Sarà per la sua particolare etica e poetica professionale, ma spesso può sembrare che su
Andy Warhol (Pittsburgh, 1928 – New York, 1987) si sia già detto e scritto tutto. C’è persino chi ha sostenuto che abbia raccontato e addirittura incarnato in immagini l’intera seconda metà del Novecento, ed effettivamente pare che le sorridenti
Marilyn, i compiacenti
Mao o l’allettante latta della
Campbell’s Soup siano ormai diventati più celebri dei soggetti che raffigurano.
Quando un artista viene identificato con le sue più arcinote icone può succedere però che se ne perda il contesto, non meno brulicante di genialità e ripercussioni sul piano artistico e -soprattutto quando si parla di Pop Art – sociale. È ancor più apprezzabile, allora, se una realtà così defilata, una periferia culturale come quella del Comune di Loano si fa carico di allestire un’esposizione di approfondimento, che sa guardare agli aspetti meno noti della carriera del polacco-americano.
Perché le sale del cinquecentesco Palazzo Doria, sede del municipio, accolgono al loro interno sia le succitate “opere maggiori” – senza dimenticare le non meno note serie
Flowers (1970) o
Electric Chair (1971) – sia una rassegna di materiale documentario che ricostruisce la carriera di grafico e regista di Warhol, a latere della sfavillante e infinita produzione serigrafica.

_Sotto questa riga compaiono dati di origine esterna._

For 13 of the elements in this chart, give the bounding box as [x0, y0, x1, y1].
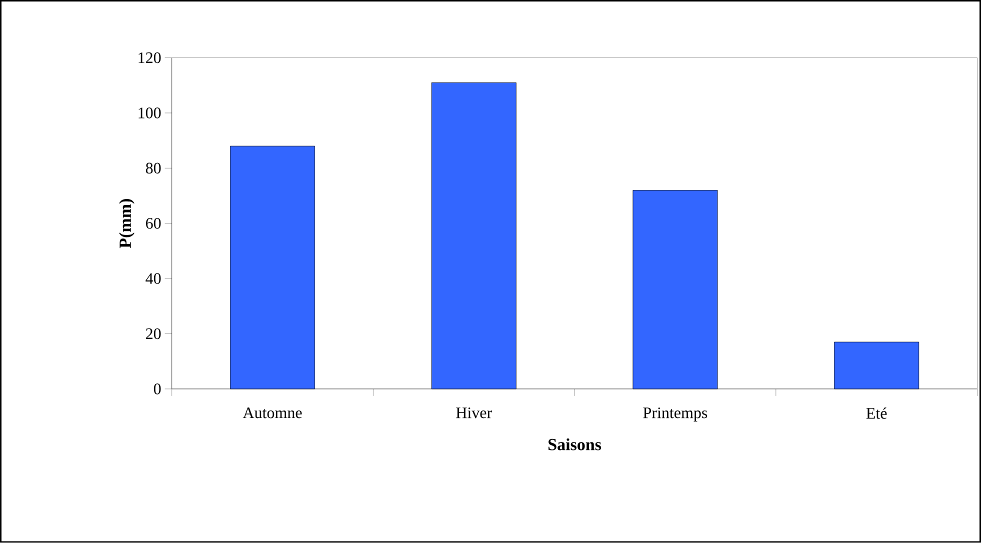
y-tick-label: 100	[138, 108, 161, 118]
y-axis-title: P(mm)	[119, 199, 134, 248]
y-tick-label: 0	[154, 384, 161, 394]
x-tick-label: Eté	[866, 408, 887, 419]
x-tick-label: Printemps	[643, 408, 708, 422]
x-tick-label: Hiver	[456, 408, 492, 418]
y-tick-label: 120	[138, 52, 161, 64]
y-tick-label: 80	[146, 162, 161, 174]
y-tick-label: 20	[146, 328, 161, 340]
y-tick-label: 60	[146, 218, 161, 229]
x-tick-label: Automne	[242, 408, 302, 418]
y-tick-label: 40	[146, 273, 161, 284]
x-axis-title: Saisons	[548, 438, 602, 450]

Una prima sezione è dedicata ai prodromi della produzione in serie. Risalenti alla metà degli anni ’50, i disegni a “
blotted line” – tecnica che consiste nel disegnare a inchiostro su un foglio non assorbente, per poi ricavarne calchi dalle linee incerte e debordanti – sono lavori che costituivano libri come
In The Botton of My Garden (1955), con puttini e decorazioni floreali, o lo scanzonato ricettario
Wild Raspberries (1959), indicazioni culinarie di fantasia corredate da illustrazioni di colorate portate.
In mostra, l’immancabile cover con la banana “sbucciabile” del disco dei Velvet Undergound del 1967, che inaugura le frequenti incursioni di Warhol nell’ambiente rock e pop: a ulteriore testimonianza, il portfolio che immortala
Mick Jagger (1975) e la celebre copertina di
Sticky Fingers (1971) dei Rolling Stones, con il tocco cult della cerniera dei jeans apribile, ma anche quelle nate dalla collaborazione con star come Johnny Griffin, Diana Ross, Miguel Bosé, Aretha Franklyn.
Il rapporto con grandi personaggi del mondo dello spettacolo costituisce una costante nel lavoro di Warhol e viene raccontato, fra l’altro, con la presenza delle prime pagine dedicate a vip dalla rivista “Interview”, fondata nel ’69 dall’artista stesso.
Posti uno di fianco all’altro, alcuni dei lavori rivelatori di un’intesa proficua anche con l’Italia: la copertina del catalogo della personale del ’75 a Ferrara, realizzata per l’editore Mazzotta, e il ciclo sui travestiti neri
Ladies and Gentlemen, presentato in esclusiva alla medesima esposizione.